Monoidal Triangular Categories: Representation Theory, Cohomology, and Geometry

Representation theory has emerged as a central area of modern mathematics with connections to combinatorics, algebraic geometry, topology and number theory. In addition, it has many applications to chemistry and physics. Representations are mappings of complicated algebraic objects (such as groups, rings, Lie algebras, and Lie superalgebras) to an array of numbers (matrices).

These realizations by matrices encode important data that can yield deep insights into these complicated algebraic objects. In recent years, a useful approach has been to understand the entire collection of representations of an object.

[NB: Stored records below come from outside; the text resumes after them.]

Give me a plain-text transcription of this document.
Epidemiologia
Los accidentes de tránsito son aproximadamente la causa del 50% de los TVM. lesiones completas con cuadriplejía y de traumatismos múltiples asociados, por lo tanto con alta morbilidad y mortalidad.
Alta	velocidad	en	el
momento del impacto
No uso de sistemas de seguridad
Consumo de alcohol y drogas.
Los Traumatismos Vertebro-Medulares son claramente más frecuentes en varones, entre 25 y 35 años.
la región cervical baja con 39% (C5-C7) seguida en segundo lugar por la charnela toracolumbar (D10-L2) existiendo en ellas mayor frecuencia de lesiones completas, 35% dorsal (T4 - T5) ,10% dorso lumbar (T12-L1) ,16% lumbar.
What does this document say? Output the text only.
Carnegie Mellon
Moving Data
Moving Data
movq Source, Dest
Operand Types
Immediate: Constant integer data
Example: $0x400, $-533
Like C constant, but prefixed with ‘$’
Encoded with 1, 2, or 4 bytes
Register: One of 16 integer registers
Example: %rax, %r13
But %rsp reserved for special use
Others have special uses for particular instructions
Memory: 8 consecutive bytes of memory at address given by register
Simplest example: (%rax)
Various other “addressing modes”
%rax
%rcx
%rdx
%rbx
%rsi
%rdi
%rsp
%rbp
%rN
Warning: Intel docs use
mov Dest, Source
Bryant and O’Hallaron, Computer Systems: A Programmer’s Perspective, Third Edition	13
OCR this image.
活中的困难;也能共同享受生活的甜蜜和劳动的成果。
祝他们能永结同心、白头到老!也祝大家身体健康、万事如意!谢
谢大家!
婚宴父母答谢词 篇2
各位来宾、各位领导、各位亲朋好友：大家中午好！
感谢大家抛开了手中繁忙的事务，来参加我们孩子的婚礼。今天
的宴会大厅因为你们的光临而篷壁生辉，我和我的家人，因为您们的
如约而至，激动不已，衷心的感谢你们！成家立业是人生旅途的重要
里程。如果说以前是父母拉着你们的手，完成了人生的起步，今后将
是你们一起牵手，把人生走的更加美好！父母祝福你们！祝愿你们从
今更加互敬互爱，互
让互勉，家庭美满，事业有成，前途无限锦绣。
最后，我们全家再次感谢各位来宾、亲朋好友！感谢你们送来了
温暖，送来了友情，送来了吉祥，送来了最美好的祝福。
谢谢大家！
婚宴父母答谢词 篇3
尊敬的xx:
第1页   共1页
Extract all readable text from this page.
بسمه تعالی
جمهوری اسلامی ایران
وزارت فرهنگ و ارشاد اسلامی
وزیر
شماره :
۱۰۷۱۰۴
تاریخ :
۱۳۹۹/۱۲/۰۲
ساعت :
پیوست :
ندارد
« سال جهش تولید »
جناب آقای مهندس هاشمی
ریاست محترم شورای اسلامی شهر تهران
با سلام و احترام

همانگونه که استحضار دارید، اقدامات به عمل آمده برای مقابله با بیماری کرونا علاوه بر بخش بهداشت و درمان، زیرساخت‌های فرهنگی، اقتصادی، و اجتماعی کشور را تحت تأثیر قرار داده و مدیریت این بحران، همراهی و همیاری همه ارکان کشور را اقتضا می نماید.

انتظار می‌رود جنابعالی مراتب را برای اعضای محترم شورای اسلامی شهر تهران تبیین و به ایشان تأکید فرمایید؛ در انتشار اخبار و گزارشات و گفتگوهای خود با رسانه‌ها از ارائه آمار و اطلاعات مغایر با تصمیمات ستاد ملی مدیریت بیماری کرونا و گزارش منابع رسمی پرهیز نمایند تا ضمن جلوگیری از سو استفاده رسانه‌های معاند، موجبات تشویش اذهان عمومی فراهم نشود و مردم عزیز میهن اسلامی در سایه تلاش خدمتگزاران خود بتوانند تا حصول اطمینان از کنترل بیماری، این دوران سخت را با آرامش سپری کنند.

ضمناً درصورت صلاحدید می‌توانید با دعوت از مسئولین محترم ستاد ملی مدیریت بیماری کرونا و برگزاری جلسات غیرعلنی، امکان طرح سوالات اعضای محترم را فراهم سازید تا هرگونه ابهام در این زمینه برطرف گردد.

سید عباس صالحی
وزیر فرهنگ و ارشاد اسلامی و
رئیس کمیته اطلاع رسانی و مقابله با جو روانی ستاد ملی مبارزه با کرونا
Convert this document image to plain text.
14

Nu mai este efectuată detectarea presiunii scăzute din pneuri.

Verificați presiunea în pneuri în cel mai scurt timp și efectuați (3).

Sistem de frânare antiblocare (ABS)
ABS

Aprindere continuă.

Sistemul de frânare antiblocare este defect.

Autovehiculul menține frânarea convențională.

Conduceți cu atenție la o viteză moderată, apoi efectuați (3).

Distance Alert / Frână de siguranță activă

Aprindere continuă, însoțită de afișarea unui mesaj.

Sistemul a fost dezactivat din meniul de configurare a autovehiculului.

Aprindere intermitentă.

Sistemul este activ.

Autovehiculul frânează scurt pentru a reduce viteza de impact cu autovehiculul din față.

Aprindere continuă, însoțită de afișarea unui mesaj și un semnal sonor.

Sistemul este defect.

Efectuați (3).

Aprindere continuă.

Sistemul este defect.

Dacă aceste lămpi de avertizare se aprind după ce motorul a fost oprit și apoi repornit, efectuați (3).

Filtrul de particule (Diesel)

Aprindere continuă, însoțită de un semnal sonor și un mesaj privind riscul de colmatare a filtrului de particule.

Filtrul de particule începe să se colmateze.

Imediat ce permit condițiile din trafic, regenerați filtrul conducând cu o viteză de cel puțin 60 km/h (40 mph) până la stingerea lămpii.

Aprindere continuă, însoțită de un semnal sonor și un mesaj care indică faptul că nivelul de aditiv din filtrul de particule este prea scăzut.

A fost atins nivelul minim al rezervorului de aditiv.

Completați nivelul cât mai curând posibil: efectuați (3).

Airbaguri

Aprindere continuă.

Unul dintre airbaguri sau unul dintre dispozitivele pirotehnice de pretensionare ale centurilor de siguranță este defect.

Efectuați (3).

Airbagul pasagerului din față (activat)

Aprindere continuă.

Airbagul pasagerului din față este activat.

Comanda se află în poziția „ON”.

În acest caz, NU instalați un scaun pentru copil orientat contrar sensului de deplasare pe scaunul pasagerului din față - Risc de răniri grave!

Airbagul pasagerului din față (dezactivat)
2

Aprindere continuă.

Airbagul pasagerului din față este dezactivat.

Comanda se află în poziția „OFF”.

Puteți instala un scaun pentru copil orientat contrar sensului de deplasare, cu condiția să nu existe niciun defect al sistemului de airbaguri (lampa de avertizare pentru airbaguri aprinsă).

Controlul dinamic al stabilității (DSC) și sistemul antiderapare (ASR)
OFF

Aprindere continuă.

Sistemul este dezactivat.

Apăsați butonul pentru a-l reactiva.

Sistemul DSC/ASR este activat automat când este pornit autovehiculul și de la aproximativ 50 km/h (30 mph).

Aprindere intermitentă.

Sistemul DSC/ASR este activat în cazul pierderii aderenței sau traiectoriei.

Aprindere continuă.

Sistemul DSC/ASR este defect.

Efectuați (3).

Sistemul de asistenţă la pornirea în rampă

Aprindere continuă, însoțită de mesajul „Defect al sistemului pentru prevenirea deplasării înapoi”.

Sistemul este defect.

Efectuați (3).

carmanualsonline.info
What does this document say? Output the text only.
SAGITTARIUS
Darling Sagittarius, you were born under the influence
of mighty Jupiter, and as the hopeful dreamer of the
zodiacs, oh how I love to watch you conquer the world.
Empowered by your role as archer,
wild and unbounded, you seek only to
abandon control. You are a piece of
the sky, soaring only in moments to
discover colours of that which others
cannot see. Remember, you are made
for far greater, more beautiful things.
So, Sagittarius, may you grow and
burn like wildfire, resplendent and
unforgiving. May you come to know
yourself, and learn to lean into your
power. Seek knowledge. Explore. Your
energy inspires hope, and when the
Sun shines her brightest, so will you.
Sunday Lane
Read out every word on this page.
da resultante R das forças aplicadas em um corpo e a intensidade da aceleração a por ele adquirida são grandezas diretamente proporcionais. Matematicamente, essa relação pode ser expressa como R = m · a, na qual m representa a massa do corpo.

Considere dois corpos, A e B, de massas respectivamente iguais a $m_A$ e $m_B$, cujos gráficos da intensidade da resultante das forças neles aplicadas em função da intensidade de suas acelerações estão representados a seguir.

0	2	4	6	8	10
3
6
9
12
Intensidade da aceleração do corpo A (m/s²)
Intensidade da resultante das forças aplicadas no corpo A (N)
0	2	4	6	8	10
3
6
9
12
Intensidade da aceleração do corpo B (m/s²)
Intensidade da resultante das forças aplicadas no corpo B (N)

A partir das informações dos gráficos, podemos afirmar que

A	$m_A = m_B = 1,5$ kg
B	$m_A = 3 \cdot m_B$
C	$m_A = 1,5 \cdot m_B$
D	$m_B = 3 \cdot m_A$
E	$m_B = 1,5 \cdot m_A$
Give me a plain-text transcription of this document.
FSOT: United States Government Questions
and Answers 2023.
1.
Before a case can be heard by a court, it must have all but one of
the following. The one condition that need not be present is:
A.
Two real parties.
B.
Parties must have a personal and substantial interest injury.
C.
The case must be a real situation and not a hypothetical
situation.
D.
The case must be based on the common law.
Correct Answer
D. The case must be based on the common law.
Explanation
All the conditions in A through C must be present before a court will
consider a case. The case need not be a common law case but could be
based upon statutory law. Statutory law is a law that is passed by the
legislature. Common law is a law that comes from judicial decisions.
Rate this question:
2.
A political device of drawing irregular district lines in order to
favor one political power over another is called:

Representations for a certain algebraic object often form a tensor triangulated category.

Techniques from homological algebra can be used to build bridges between tensor triangulated categories and geometric objects. Uncovering this hidden geometry often leads to new insights about the algebraic object and its representations. This project includes research and training opportunities for graduate students and postdoctoral fellows in algebra and representation theory.

In this project the PI will develop new methods to understand tensor structures in monoidal tensor categories. This will entail the development of monoidal triangular geometry and explicit computations of Balmer spectra. The PI will also introduce new geometric and topological methods to provide concrete calculations of cohomology for algebraic/finite groups, Lie superalgebras, quantum groups, and Frobenius kernels.

The development of the cohomology theory was an important tool to resolving 30-year old problems that deal with tilting modules in connection with filtrations of representations of algebraic groups. The PI will study representations of Lie superalgebras via the application of super geometry to construct representations and to compute higher sheaf cohomology.

The PI will develop a new Lie theory that entails the use of detecting and parabolic subalgebras, in addition to, a nilpotent cone to formulate a geometric setting in order to compute characters for irreducible representations.

This award reflects NSF's statutory mission and has been deemed worthy of support through evaluation using the Foundation's intellectual merit and broader impacts review criteria.